Single-cell architecture surgery (scArches) is a package for reference-based analysis of single-cell data.

  • (30.11.2022) We have added scPoli to scArches code base. scPoli enables population-level integration and multi-scale analyses of cells and samples.

  • (22.10.2022) We have added mvTCR and SageNet enabling mapping multimodal immune profiling (TCR+scRNAreq) and scRNA-seq to spatial atlases, respectively.

    (7.07.2022) We have added treeArches to scArches code base. treeArches enables building cell-type hierarchies to identify novel states (e.g., disease, subpopulations) in the query data when mapped to the reference. See tutorials here .

    (6.02.2022) We have added expiMap to scArches code base. expiMap allows interpretable reference mapping. Try it in the tutorials section.

What is scArches?

scArches allows analysis of your single-cell query data by integrating it into a reference atlas. To map your data you need an integrated atlas using one of the reference building methods for different applications that are supported by scArches which are, including:

  • scVI (Lopez et al., 2018): Requires access to raw counts values for data integration and assumes count distribution on the data (NB, ZINB, Poisson).

  • trVAE (Lotfollahi et al.,2020): It supports both normalized log-transformed or count data as input and applies additional MMD loss to have better merging in the latent space.

  • scANVI (Xu et al., 2019): It needs cell type labels for reference data. Your query data can be either unlabeled or labeled. In the case of unlabeled query data, you can use this method also to classify your query cells using reference labels.

  • scGen (Lotfollahi et al., 2019): This method requires cell-type labels for both reference building and Mapping. The reference mapping for this method solely relies on the integrated reference and requires no fine-tuning.

  • expiMap (Lotfollahi*, Rybakov* et al., 2023): This method takes prior knowledge from gene sets databases or users allowing to analyze your query data in the context of known gene programs.

  • totalVI (Gayoso al., 2019): This model can be used to build multi-modal CITE-seq reference atalses.

  • treeArches (Michielsen*, Lotfollahi* et al., 2022): This model builds a hierarchical tree for cell-types in the reference atlas and when mapping the query data can annotate and also identify novel cell-states and populations present in the query data.

  • SageNet (Heidari et al., 2022): This model allows constrcution of a spatial atlas by mapping query dissociated single cells/spots (e.g., from scRNAseq or visium datasets) into a common coordinate framework using one or more spatially resolved reference datasets.

  • mvTCR (Drost et al., 2022): Using this model you will be able to integrate T-cell receptor (TCR, treated as a sequence) and scRNA-seq dataset across multiple donors into a joint representation capturing information from both modalities.

  • scPoli (De Donno et al., 2022): This model allows data integration of scRNA-seq dataset, prototype-based label transfer and reference mapping. scPoli learns both sample embeddings and integrated cell embeddings, thus providing the user with a multi-scale view of the data, especially useful in the case of many samples to integrate.

Which model to choose?

  • If your reference data is labeled (cell-type labels) and you have an unlabeled or labeled query, then use scArches scANVI, treeArches or scPoli.

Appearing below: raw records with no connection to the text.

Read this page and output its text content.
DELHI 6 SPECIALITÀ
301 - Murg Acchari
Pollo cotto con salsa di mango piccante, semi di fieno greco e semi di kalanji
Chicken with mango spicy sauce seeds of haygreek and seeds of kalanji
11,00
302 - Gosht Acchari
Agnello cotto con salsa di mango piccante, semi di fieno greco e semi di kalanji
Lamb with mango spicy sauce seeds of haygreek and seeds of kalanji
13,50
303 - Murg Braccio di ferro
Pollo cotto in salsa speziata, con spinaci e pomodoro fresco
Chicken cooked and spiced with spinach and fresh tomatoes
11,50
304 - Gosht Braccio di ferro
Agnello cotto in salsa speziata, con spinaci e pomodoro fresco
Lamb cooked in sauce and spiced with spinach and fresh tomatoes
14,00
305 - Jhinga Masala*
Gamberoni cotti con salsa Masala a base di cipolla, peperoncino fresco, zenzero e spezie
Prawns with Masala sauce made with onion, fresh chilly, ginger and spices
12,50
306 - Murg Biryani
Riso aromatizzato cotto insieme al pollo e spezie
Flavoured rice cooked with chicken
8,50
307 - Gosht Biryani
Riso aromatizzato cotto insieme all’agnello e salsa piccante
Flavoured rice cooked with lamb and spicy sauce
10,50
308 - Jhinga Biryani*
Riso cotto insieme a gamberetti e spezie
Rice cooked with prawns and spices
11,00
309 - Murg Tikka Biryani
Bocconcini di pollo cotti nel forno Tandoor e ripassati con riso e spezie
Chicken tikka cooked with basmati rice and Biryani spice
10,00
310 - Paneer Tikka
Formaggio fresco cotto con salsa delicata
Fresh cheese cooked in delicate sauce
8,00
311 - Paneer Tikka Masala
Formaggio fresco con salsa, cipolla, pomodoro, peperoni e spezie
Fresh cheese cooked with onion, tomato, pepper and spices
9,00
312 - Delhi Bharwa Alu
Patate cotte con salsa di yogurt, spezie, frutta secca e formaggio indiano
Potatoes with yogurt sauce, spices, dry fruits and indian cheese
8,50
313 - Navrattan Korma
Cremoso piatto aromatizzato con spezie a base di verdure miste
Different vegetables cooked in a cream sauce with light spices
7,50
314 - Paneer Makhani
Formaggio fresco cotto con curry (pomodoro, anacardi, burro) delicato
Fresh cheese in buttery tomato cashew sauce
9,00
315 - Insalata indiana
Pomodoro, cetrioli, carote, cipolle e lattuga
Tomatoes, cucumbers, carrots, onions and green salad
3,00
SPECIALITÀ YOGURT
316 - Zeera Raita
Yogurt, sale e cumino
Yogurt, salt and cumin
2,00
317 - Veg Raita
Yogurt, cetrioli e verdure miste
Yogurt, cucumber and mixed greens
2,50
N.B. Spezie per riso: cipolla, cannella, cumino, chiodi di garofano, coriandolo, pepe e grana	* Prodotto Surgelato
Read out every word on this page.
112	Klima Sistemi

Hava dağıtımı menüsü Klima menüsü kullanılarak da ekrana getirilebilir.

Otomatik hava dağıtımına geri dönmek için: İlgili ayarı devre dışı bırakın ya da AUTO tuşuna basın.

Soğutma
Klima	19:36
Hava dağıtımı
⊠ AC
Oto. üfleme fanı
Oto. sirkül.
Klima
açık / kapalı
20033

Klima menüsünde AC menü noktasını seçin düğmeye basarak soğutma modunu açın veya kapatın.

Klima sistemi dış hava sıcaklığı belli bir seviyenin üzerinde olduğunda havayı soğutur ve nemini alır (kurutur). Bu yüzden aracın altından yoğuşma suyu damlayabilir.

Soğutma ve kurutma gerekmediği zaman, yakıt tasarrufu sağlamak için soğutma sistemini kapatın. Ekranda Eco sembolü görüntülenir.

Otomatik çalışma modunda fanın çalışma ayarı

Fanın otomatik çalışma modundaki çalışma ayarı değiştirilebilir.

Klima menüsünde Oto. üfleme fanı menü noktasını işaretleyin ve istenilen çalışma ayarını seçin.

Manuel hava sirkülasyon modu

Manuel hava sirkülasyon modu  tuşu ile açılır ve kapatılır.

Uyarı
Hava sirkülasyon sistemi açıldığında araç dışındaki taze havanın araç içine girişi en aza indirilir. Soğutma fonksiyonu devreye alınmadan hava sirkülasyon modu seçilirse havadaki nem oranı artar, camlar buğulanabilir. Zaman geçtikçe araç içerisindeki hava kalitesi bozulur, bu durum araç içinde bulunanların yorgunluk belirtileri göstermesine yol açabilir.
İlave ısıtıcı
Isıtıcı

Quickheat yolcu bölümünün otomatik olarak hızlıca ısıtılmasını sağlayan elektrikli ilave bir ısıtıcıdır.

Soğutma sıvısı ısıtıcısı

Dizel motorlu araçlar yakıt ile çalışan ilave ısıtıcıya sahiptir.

  • If your reference data is labeled (cell-type labels) and you have a labeled query, then use scGen.

  • If your reference and query are unlabeled, our preferred model is scArches scVI and if it did not work for you, try scArches trVAE, which gives you better integration but is a bit slower.

  • If you have CITE-seq data and want to integrate RNA-seq as a query and impute missing proteins in query scRNA-seq data, then use scArches totalVI.

  • If you scRNAseq data and want to analyze your data in the context of gene programs to answer a question such as what pathways have changed after a disease or which genes are causing my new disease state in the query separate from others, then use expiMap.

  • If you want to build a cellular hierarchy and continuously update the hierarchy using new query datasets, see how your query populations compare to the original hierarchy to identify new subpopulations or disease states in your query, then use treeArches.

  • If you have scRNA seq data and want to map it to a reference spatial atlas to infer the spatial location and perform cell-cell interaction analysis then use SageNet.

  • If you have many samples to integrate and are interested in obtaining a sample embedding space in addition to integrated cell embeddings use scPoli.

Where to start?

To get a sense of how the model works please go through this tutorial. To find out how to construct and share or use pre-trained models example sections.


If scArches is useful in your research, please consider citing the preprint.